The grade freeze, which was in the form of an amendment to House Bill 953, cleared the House 50-41.
Moments later, the bill passed the House 63-33.
The proposal is aimed at softening the impact of the national tests that go with Common Core, which is set to take full effect for the 2014-15 school year.
Under current plans, the impact of the exams would be eased for the current school year and the 2014-15 school year.
The legislation would add another school year, 2015-16, to the schedule.
House Speaker Pro Tem Walt Leger III, D-New Orleans and sponsor of the bill, said it would give students and teachers time to prepare for the new standards in reading, writing and math.
The bill initially called for a curved distribution of grades in 2014-15 and 2015-16.
That means the total number of A, B, C and other grades would not vary overall, but could go up or down at individual schools compared with the 2012-13 school year.
Backers said that would prevent school districts and individual schools from unfair setbacks during Louisiana’s move to Common Core, which has been adopted by 43 states.
But House Democratic Caucus Chairman John Bel Edwards, D-Amite, successfully sponsored an amendment that says a school district’s letter grade could not drop during the two-year period.
Grades would be allowed to rise if warranted.
Public school letter grades are designed to give taxpayers a clear picture of how schools are faring.
Teacher unions and other critics have long complained that they often offer a distorted picture of educational performance.

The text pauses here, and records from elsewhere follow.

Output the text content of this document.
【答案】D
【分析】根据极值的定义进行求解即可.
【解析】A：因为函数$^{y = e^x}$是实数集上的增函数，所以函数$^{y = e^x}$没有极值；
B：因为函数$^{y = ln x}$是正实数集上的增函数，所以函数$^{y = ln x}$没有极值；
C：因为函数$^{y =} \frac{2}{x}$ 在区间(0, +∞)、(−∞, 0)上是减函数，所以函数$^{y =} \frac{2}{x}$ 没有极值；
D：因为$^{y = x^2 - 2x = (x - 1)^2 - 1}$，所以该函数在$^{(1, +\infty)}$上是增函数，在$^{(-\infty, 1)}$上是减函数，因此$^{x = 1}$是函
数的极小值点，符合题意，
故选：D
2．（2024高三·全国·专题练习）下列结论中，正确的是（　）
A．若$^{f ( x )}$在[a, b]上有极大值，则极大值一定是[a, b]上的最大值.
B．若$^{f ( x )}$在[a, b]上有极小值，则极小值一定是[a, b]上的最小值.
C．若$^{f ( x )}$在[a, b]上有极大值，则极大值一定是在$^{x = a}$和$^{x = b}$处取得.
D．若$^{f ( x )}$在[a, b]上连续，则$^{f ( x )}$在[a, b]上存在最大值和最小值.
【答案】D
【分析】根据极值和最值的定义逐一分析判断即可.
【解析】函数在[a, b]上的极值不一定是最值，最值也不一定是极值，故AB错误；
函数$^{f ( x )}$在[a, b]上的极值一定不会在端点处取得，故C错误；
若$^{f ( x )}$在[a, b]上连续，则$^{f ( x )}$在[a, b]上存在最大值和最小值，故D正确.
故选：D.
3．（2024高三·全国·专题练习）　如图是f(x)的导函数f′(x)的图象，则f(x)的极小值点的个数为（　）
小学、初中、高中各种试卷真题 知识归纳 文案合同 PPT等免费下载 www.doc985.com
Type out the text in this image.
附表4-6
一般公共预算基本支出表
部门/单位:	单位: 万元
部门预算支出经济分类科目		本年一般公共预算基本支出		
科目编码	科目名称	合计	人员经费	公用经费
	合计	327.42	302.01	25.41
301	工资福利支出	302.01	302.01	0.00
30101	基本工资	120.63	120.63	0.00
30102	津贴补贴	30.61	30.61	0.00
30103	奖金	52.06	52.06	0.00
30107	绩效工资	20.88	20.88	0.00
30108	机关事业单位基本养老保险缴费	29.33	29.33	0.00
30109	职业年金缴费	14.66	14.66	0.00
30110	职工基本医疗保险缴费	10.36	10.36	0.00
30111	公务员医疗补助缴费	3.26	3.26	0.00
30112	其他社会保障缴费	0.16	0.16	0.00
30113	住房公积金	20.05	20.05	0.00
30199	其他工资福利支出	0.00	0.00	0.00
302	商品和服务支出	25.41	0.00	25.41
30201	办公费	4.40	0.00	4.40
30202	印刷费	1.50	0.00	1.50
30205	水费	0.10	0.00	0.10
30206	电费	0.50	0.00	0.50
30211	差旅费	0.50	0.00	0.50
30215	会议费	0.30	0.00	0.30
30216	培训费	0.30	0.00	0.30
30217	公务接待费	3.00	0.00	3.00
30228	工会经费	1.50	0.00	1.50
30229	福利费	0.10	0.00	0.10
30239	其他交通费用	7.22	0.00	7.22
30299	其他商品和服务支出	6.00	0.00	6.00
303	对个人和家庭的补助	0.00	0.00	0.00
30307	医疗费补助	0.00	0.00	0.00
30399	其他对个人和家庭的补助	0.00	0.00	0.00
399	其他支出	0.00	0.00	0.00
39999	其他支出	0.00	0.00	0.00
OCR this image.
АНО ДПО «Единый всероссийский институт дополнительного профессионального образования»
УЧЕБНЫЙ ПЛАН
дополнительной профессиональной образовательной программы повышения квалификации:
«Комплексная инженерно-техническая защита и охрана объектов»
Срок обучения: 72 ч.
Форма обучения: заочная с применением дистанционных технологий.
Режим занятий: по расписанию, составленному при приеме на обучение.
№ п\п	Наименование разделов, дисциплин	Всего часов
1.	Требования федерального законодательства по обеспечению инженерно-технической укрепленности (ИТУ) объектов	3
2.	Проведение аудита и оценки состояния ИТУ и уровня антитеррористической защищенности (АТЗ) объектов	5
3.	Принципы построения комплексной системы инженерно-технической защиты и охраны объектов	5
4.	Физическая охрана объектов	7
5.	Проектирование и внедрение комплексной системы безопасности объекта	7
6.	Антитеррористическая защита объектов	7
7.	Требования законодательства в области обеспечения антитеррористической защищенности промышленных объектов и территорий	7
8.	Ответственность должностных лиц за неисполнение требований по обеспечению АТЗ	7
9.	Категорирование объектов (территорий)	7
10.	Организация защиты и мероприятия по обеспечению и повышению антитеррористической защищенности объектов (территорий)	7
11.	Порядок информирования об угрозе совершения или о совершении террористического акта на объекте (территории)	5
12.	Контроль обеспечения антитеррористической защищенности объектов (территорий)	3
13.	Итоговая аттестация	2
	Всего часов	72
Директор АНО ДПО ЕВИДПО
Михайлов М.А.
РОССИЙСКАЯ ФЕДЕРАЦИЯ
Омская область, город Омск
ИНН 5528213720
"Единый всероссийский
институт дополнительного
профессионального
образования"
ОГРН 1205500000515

Edwards noted that some schools plan to administer tests with computers and others with pencil and paper, which he said is another reason to require a near freeze.
Leger opposed the change.
He said HB953 addressed the issue by requiring a curved distribution of school and school district results.
The measure next faces action in the state Senate, where it faces an uncertain future.
Senate Education Committee Chairman Conrad Appel, R-Metairie, whose committee likely will review the bill, sponsored the 2010 law that required the state to assign grades to schools and school districts.
Appel is also a supporter of Common Core and the test plans set to go with it.
State Superintendent of Education John White criticized Edwards’ amendment.
“You want to provide some level of accountability to the parents,” White said.
In remarks to the House, Leger pitched his proposal as one that would continue the state on its path to national academic standards while also giving school officials adequate time to prepare.
The state Board of Elementary and Secondary Education earlier approved a two-year moratorium on the impact of Common Core exams.
The freeze approved Wednesday also would apply to the use of controversial data during teacher evaluations.
Students in grades three through eight are scheduled to take Common Core exams produced by a consortium called the Partnership for Assessment of Readiness for College and Careers.
However, those plans also face legislative fire.
Leger has described his bill as a middle ground between Common Core backers and critics.
However, the plan has sparked criticism from backers who oppose additional delays to the assessments and opponents who contend the bill does not go far enough.
Public school students are in the midst of Common Core test trials before they take them in earnest next year.
Backers of the new standards say they will improve student achievement.
Opponents call them top heavy with federal interference and without enough parental input.